1. Vires of Section 8(5) of the Central Sales Tax Act, 1956

The petitioners initially challenged the vires of Section 8(5) of the Central Sales Tax Act, 1956, which allows states to reduce the rate of tax on inter-State sales. However, during the hearing, the petitioners withdrew this challenge. Consequently, the court did not consider the affidavits from the States of Madhya Pradesh and Sikkim, which had been filed in response to this challenge. The focus of the petition thus shifted solely to the notifications issued by the States of Andhra Pradesh and Karnataka.

2. Constitutionality of Notifications Issued by Andhra Pradesh and Karnataka under Part XIII of the Constitution

Andhra Pradesh Notifications:
- First Notification: Reduced the rate of tax on cement sold by local manufacturers to local manufacturing units from 13.75% to 4%.
- Second Notification: Reduced the rate of tax on inter-State sales of cement to 2%.

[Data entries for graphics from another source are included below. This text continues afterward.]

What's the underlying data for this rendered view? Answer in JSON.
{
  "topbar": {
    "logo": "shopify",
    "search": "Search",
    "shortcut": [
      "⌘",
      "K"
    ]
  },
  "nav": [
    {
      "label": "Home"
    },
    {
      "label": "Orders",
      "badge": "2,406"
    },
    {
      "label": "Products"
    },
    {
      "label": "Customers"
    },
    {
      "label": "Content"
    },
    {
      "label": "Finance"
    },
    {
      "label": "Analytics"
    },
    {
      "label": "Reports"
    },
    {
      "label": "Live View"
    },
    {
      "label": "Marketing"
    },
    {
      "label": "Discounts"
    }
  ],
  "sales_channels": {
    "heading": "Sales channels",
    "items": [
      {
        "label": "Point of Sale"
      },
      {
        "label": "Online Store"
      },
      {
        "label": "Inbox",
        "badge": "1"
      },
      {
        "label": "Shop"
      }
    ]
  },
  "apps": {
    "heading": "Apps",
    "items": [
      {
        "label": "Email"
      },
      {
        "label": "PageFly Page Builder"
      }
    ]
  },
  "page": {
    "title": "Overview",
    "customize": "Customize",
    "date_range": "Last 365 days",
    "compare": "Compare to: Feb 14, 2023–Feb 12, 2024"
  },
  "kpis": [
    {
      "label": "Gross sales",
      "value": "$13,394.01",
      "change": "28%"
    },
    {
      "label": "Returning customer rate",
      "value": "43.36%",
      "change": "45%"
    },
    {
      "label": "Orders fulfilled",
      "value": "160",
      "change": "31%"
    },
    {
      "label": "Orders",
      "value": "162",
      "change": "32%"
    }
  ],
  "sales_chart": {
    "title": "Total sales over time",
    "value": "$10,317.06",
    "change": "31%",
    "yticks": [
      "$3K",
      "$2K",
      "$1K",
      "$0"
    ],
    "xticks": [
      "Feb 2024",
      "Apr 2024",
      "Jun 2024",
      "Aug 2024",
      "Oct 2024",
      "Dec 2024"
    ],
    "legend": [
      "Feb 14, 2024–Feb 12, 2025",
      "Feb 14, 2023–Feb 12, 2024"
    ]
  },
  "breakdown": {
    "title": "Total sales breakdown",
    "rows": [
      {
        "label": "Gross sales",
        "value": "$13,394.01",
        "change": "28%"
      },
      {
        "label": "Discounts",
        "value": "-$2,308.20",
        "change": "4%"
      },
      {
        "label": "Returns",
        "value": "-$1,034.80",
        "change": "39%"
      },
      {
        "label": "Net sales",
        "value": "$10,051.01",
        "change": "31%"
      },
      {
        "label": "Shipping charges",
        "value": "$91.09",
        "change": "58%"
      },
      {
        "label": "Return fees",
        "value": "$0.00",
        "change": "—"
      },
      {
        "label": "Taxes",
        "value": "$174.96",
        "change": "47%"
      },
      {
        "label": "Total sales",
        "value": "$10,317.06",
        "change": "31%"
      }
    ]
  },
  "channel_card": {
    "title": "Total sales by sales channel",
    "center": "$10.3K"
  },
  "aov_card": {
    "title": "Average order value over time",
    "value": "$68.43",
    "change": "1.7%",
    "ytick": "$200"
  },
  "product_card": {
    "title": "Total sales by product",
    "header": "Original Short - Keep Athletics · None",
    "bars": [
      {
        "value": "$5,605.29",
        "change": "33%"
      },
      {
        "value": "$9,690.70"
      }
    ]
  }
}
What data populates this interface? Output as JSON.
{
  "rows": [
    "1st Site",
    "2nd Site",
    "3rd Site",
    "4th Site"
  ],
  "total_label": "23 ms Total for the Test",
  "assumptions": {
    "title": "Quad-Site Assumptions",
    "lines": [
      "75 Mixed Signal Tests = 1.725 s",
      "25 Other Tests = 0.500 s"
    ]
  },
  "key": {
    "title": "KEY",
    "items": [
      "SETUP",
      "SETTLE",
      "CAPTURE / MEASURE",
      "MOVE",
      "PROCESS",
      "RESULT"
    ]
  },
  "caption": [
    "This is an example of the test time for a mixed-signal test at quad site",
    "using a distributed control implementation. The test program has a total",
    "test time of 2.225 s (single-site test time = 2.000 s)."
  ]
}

The petitioners argued that these notifications created trade barriers and violated Article 301 of the Constitution, which mandates that "trade, commerce and intercourse throughout the territory of India shall be free." The court examined the justification provided by the State of Andhra Pradesh, which claimed that the notifications were in public interest and aimed to support local manufacturers and improve state revenue. However, the court found that the reduction in tax rates did not demonstrate any benefit to state revenue and was primarily aimed at protecting local manufacturers, which is not permissible under Part XIII of the Constitution.

Karnataka Notification:
- Notification: Reduced the rate of tax on inter-State sales of cement from 15% to 2%.

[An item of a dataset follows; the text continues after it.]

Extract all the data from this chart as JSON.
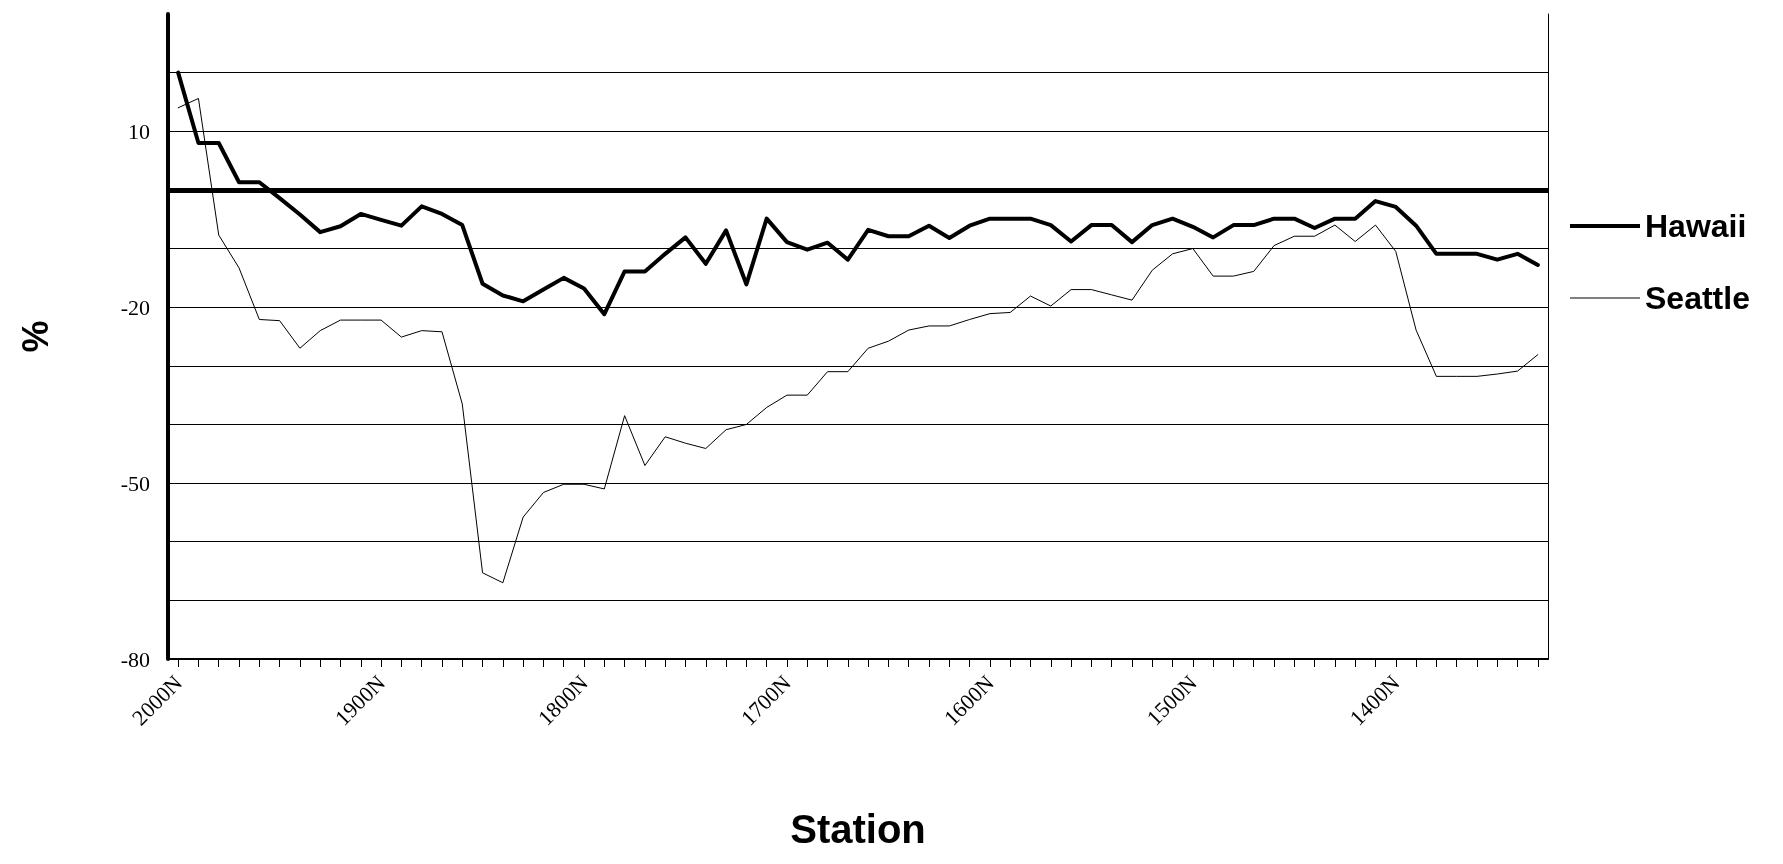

The State of Karnataka did not file any return to the rule nisi but argued that its notification did not violate Part XIII of the Constitution. The court, however, found that the notification created a local preference and was contrary to the scheme of Part XIII, which aims to ensure economic unity and free trade across states.

Judicial Precedents:
The court referred to several landmark decisions to interpret the provisions of Part XIII of the Constitution, including:
- Atiabari Tea Co. Ltd. v. State of Assam: Emphasized that trade, commerce, and intercourse throughout India should be free from barriers.
- Automobile Transport (Rajasthan) Ltd. v. State of Rajasthan: Clarified that restrictions on trade must be reasonable and in public interest.
- State of Madras v. N.K. Nataraja Mudaliar: Highlighted that taxation should not impede the free flow of trade.
- Gwalior Rayon Silk Mfg. (Wvg.) Co. Ltd. v. Assistant Commissioner of Sales Tax: Discussed the legislative policy behind Section 8(2)(b) of the Central Sales Tax Act.
- State of Tamil Nadu v. Sitalakshmi Mills: Addressed the issue of preventing tax evasion through legislative measures.

Conclusion:
The court concluded that both notifications from Andhra Pradesh and Karnataka were unconstitutional as they violated the principles enshrined in Part XIII of the Constitution. The notifications created economic barriers and local preferences, impeding the free flow of trade and commerce across state borders. Consequently, the court quashed the notifications and allowed the writ petition with costs.

Final Judgment:
The writ petition was allowed, and the impugned notifications from the States of Andhra Pradesh and Karnataka were quashed. The States of Andhra Pradesh and Karnataka were ordered to share the hearing fee of Rs. 5,000 equally.